ALL that being said.

on the other side, not the fundie world, but the adult sex world that is not of the "we are all sinners" are creating as unhealthy of a sexual journey for our kids as the fundies are. just the other side of the coin.







CrispyQ

(36,461 posts)
40. An excellent post.
Sun Sep 23, 2012, 01:05 PM
Sep 2012

You hit so many points.


we have so blurred the line between the adult sex world, and the childs natural exploration of sexuality as their personal journey. we have thrown the adult sex world in their face, before they can even learn the basics and establish a strong healthy foundation. i think it is one of the worst things we are doing to our kids, that will for a lifetime effect their relationships.



a few kids that were so indoctrined with the stranger danger, it was top in their mind that all adults potential pedophiles, even in a very public environment. i found that incredibly sad.

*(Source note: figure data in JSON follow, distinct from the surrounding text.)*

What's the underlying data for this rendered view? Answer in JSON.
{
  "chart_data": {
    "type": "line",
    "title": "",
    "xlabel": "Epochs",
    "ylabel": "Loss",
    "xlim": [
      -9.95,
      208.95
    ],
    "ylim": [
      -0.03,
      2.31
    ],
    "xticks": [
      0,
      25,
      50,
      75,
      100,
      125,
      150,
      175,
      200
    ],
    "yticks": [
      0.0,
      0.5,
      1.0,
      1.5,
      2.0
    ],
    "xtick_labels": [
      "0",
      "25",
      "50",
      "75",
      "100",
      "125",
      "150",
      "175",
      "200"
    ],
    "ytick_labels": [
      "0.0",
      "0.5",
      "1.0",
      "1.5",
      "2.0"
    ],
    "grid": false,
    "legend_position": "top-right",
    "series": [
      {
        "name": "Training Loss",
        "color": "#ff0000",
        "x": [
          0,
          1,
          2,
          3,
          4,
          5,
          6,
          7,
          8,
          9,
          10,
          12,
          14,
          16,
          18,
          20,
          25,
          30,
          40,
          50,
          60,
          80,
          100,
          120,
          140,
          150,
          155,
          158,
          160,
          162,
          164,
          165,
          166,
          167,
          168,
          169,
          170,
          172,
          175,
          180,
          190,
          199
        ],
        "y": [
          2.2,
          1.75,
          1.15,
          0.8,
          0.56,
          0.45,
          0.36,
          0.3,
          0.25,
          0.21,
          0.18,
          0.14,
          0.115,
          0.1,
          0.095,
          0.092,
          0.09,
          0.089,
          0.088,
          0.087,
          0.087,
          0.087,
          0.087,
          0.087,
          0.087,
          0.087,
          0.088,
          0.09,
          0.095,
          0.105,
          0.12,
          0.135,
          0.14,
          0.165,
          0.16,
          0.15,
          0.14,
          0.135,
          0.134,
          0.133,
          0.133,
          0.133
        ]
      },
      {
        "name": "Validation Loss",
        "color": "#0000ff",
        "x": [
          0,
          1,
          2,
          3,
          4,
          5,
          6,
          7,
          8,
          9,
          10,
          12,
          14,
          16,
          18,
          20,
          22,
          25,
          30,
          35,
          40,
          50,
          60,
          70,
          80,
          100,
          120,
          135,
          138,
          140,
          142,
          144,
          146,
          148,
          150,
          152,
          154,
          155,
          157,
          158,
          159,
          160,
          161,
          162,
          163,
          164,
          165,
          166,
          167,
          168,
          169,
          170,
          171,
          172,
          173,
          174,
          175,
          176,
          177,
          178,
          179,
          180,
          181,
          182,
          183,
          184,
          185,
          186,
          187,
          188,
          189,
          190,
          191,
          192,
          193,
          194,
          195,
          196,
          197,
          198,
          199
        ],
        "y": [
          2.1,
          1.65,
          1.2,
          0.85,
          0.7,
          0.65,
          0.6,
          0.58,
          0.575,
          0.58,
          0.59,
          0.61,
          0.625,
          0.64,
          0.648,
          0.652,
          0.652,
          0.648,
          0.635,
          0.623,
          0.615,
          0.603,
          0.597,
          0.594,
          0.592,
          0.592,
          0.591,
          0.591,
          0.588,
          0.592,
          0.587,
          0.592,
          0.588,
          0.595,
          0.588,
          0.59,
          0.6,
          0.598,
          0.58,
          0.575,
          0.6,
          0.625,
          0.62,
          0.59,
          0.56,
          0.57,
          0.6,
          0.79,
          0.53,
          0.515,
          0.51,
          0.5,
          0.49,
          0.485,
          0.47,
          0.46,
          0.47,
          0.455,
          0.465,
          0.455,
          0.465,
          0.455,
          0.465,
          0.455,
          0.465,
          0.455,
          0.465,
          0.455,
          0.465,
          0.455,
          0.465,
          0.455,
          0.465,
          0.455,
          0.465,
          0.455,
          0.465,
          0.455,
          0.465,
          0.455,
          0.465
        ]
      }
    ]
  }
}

I watched one season of Criminal Minds, before I realized how dark it always is. In it, one of the characters commented on the Stranger Danger campaign & how the downside was that most pedophiles are ones your children already know - a neighbor, a relative, someone, basically trusted & unsuspected.


when we bring too much of sexuality into their world, even for learning, i do not feel it is healthy.

BUT... we so have the job of making kids aware, informed, discussing all the things that are being fed to them in a very unhealthy sexual world at a too early age so they can put it in the right place, in an age appropriate manner.


Not enough parents do this. Not enough adults are aware of the constant conditioning that goes on, as they, too, are being conditioned.


watching this environment from the earliest ages, one of the things i saw is "we are all sinners". always drilling this into the kids head. they create such an unhealthy "sinner" attitude of so many things which is internalized in a very unhealthy way.


Seriously! How much more difficult is a good attitude in life, when you are raised that you are bad to begin with?

ALL that being said.

on the other side, not the fundie world, but the adult sex world that is not of the "we are all sinners" are creating as unhealthy of a sexual journey for our kids as the fundies are. just the other side of the coin.


Our culture is a cesspool. I have so much gratitude to the parents and other adults working with our young to counter the conditioning.

MadrasT

(7,237 posts)
39. Creepy and CLASSIC example of how the patriarchy is alive and well today
Sun Sep 23, 2012, 11:47 AM
Sep 2012

It's all been said in this thread. Father "ownership" of the girl until it's time for husband "ownership" or the woman.

I find it to be horrifying.

Girls and women are not "owned" by anybody. And the fact that they are perpetuating the idea of female sexuality as a tranferrable commodity-- that men have "rights" to own and transfer?

Dear God.

Hell no, I don't fucking THINK so.

TorchTheWitch

(11,065 posts)
43. creepy as hell and downright incestuous
Sun Sep 23, 2012, 03:51 PM
Sep 2012

"marrying" your DAD until marriage??? GROSS.

I see this as archaic training of young girls to accept being "owned" by their father until they are "owned" by their husband and that their only worth as a human being is a bitty little whisp of skin in their vaginas. It's utterly misogynist and hasn't got squat to do with Chritianity.